According to the records, there was a Venetian-Byzantine house on the site of the present palazzo from at least 1365. In about 1500, Giovanni Vendramin, the son of former doge Andrea Grimani, rebuilt it with a harmonious stone facade decorated with panels of Egyptian porphyry and Grecian marble. The facade can be inscribed within an imaginary square and circle. When the owner stepped out of the middle window of his high-ceilinged reception hall on to the balcony, his head would be positioned at the exact centre of the facade, as if it were an enormous picture frame. The architect is unknown, but some have attributed the building to one of the Lombardo masters, leading artists in Renaissance Venice. In 1517, Giovanni’s daughter Elisabetta married Antonio Grimani, and brought the palazzo as her dowry. A high point in the palazzo’s history was in the first half of the 18th century, when Pietro Grimani, doge and former ambassador to England, encouraged a circle of Enlightenment poets and playwrights to gather in his library there.

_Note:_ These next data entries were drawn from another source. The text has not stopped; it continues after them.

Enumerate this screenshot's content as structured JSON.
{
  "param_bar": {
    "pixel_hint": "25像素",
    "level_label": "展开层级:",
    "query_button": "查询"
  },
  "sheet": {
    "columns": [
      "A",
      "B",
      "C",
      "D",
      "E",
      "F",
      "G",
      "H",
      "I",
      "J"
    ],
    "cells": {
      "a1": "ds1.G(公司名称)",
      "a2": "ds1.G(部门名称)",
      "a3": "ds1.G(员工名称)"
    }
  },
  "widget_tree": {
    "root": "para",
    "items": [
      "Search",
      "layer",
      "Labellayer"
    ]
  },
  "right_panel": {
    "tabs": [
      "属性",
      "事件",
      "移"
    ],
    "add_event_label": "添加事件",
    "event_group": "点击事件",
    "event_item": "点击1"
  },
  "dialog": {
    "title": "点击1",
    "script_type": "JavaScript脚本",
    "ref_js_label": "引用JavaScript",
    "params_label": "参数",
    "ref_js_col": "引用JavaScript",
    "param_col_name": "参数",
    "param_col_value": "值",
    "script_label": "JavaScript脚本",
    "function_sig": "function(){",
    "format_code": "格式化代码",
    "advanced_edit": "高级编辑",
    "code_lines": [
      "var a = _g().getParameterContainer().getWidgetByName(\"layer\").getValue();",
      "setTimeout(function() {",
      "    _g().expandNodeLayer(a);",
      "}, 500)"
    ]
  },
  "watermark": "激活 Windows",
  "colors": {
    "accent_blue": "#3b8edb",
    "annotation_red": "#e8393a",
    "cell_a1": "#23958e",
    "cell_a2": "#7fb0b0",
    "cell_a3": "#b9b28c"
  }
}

The restoration works started in 2019, and were completed earlier this year. They involved a comprehensive cleaning and restoration of the facade, as well as internal modernisation, such as the installation of electricity, heating, lighting and climate control, the resurfacing of floors, and the removal of heavy curtains around some of the internal doors. Only parts of the ground and first floors, the location of the opening exhibition, will be open to the public. The second floor, a second piano nobile that is almost as grand as the first, is notable for a series of frescoes from the 1820s depicting the marriage of Cupid and Psyche, painted in honour of Marcantonio Grimani Giustinian’s marriage to Paolina Manin, the niece of Venice’s last doge, Ludovico Manin. For now, at least, it will be used for corporate functions as a way of raising money. The third floor, in the eaves, will contain guest quarters and working areas for artistic activity.

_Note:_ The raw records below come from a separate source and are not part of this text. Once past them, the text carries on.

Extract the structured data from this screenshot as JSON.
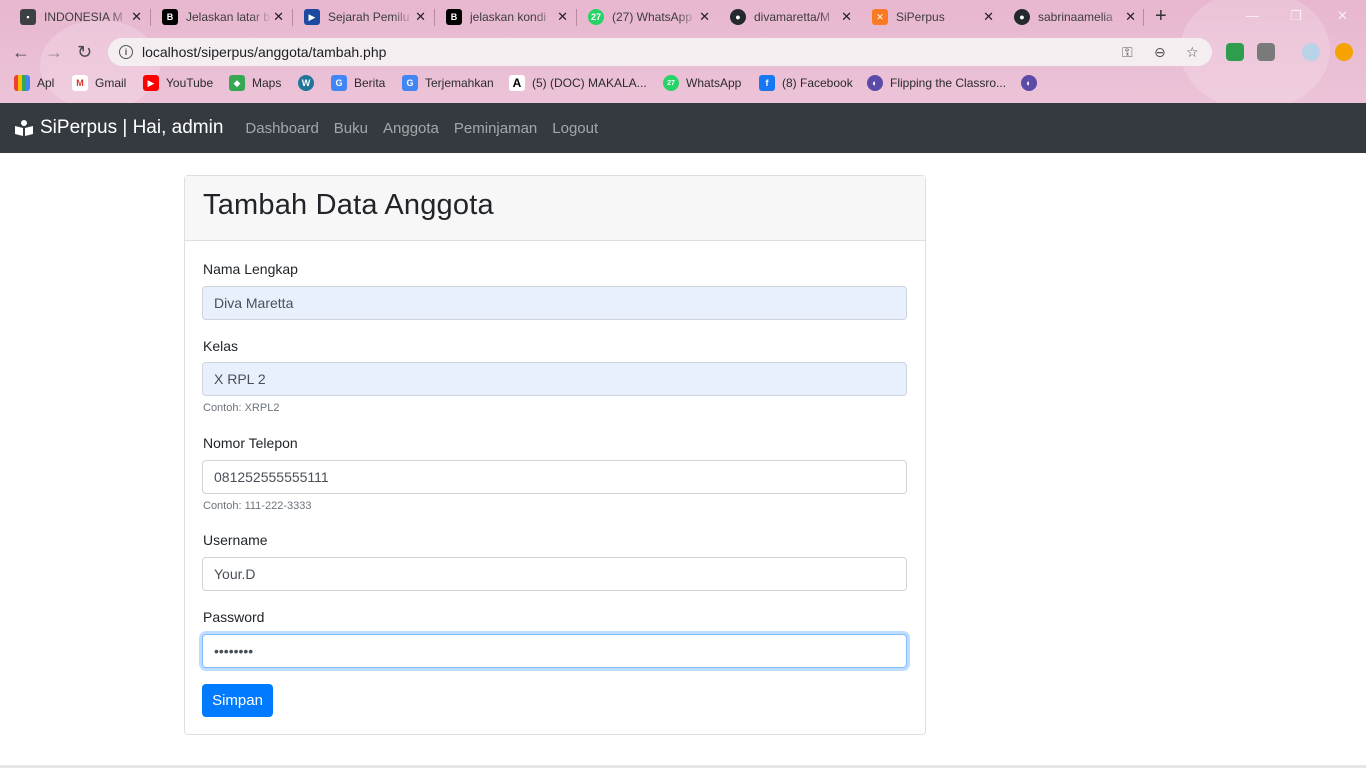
{
  "browser": {
    "tabs": [
      {
        "title": "INDONESIA M",
        "icon": "contact-icon",
        "color": "#3c4043"
      },
      {
        "title": "Jelaskan latar b",
        "icon": "brainly-icon",
        "color": "#000000"
      },
      {
        "title": "Sejarah Pemilu",
        "icon": "play-icon",
        "color": "#1b4aa0"
      },
      {
        "title": "jelaskan kondi",
        "icon": "brainly-icon",
        "color": "#000000"
      },
      {
        "title": "(27) WhatsApp",
        "icon": "whatsapp-icon",
        "color": "#25d366",
        "badge": "27"
      },
      {
        "title": "divamaretta/M",
        "icon": "github-icon",
        "color": "#24292e"
      },
      {
        "title": "SiPerpus",
        "icon": "xampp-icon",
        "color": "#fb7a24"
      },
      {
        "title": "sabrinaamelia",
        "icon": "github-icon",
        "color": "#24292e"
      }
    ],
    "url": "localhost/siperpus/anggota/tambah.php",
    "bookmarks": [
      {
        "label": "Apl",
        "icon": "apps-grid-icon"
      },
      {
        "label": "Gmail",
        "icon": "gmail-icon"
      },
      {
        "label": "YouTube",
        "icon": "youtube-icon"
      },
      {
        "label": "Maps",
        "icon": "maps-icon"
      },
      {
        "label": "",
        "icon": "wordpress-icon"
      },
      {
        "label": "Berita",
        "icon": "news-icon"
      },
      {
        "label": "Terjemahkan",
        "icon": "translate-icon"
      },
      {
        "label": "(5) (DOC) MAKALA...",
        "icon": "academia-icon"
      },
      {
        "label": "WhatsApp",
        "icon": "whatsapp-icon",
        "badge": "27"
      },
      {
        "label": "(8) Facebook",
        "icon": "facebook-icon"
      },
      {
        "label": "Flipping the Classro...",
        "icon": "globe-icon"
      },
      {
        "label": "",
        "icon": "globe-icon"
      }
    ]
  },
  "app": {
    "brand": "SiPerpus | Hai, admin",
    "nav": [
      "Dashboard",
      "Buku",
      "Anggota",
      "Peminjaman",
      "Logout"
    ]
  },
  "form": {
    "title": "Tambah Data Anggota",
    "nama_label": "Nama Lengkap",
    "nama_value": "Diva Maretta",
    "kelas_label": "Kelas",
    "kelas_value": "X RPL 2",
    "kelas_hint": "Contoh: XRPL2",
    "telp_label": "Nomor Telepon",
    "telp_value": "081252555555111",
    "telp_hint": "Contoh: 111-222-3333",
    "username_label": "Username",
    "username_value": "Your.D",
    "password_label": "Password",
    "password_value": "••••••••",
    "submit_label": "Simpan"
  },
  "colors": {
    "navbar": "#343a40",
    "primary": "#007bff",
    "autofill": "#e8f0fe"
  }
}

One of the aims of the foundation is to reunite works that were originally owned by the Grimani family and put them on display once more. So far, progress has been slow. Much of the collection was sold off in the 1790s, and has dispersed around the world; a neoclassical statue of Orpheus by Canova, commissioned by Marcantonio Grimani Giustinian di Pietro in 1777, is now in the Hermitage of St Petersburg. The foundation already has art historians scouring the archives, but it is often difficult, according to Ferretti, not only to identify the works, but then to find where they are today, since many are in private collections. Even then, not all museums or collectors are willing to lend. ‘It’s a task out of Indiana Jones,’ she says.

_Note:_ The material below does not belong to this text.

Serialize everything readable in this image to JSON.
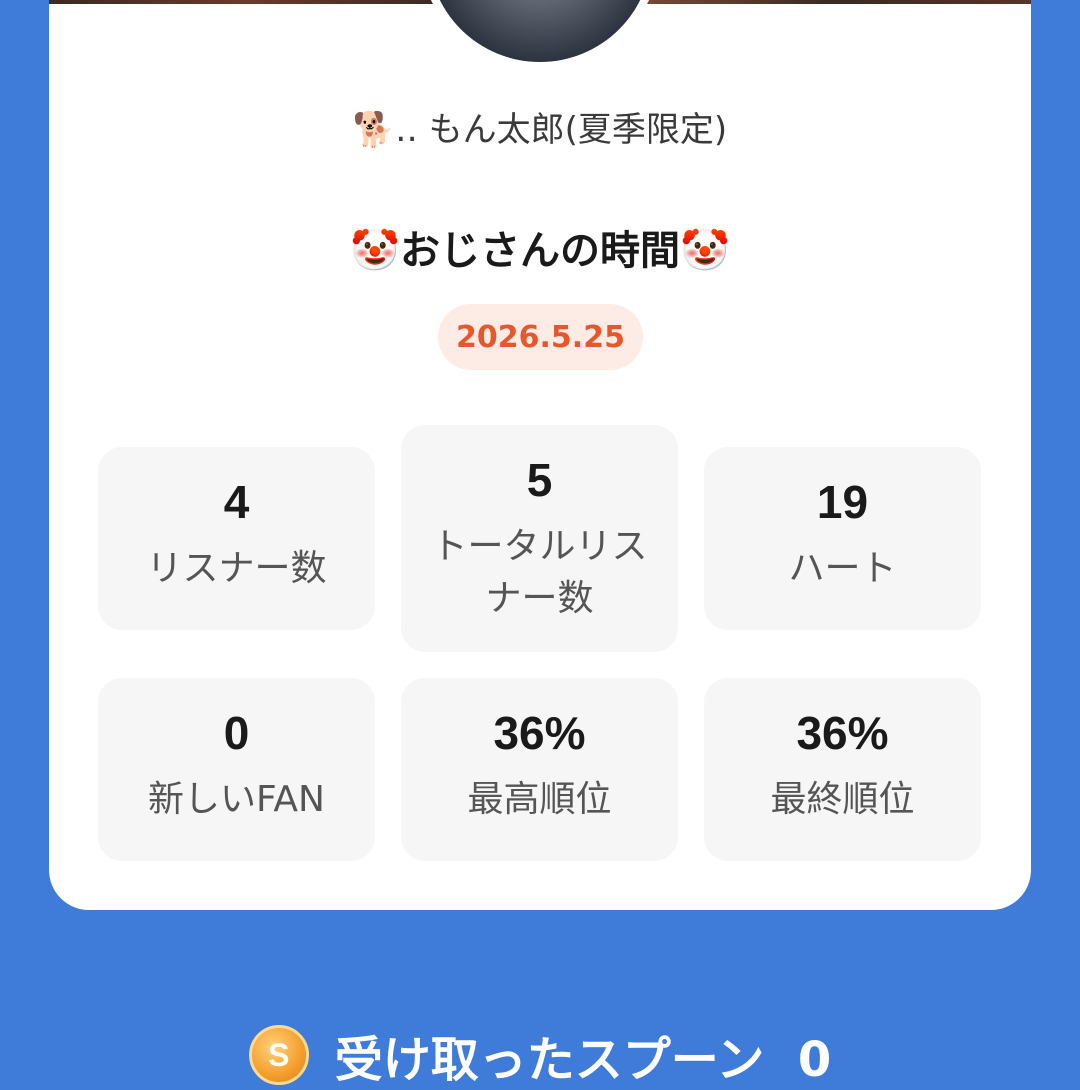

The origins of the name ‘dall’Albero d’Oro’ are uncertain. It was attributed to the Grimani of San Polo in the 18th century, whether because of the supposed purity of their lineage, or because of the once gilded decoration on the palazzo’s facade. Ferretti also sees the name as a metaphor for the foundation’s projected cultural role: ‘A tree is something that has deep roots but disseminates its produce outside. We who excavate in its history are the roots, and those who create will be its branches and flowers.’
The Palazzo Vendramin Grimani opened for pre-booked tours on 24 May; these will be free until 6 June. A fuller programme of cultural events is due to be announced in September.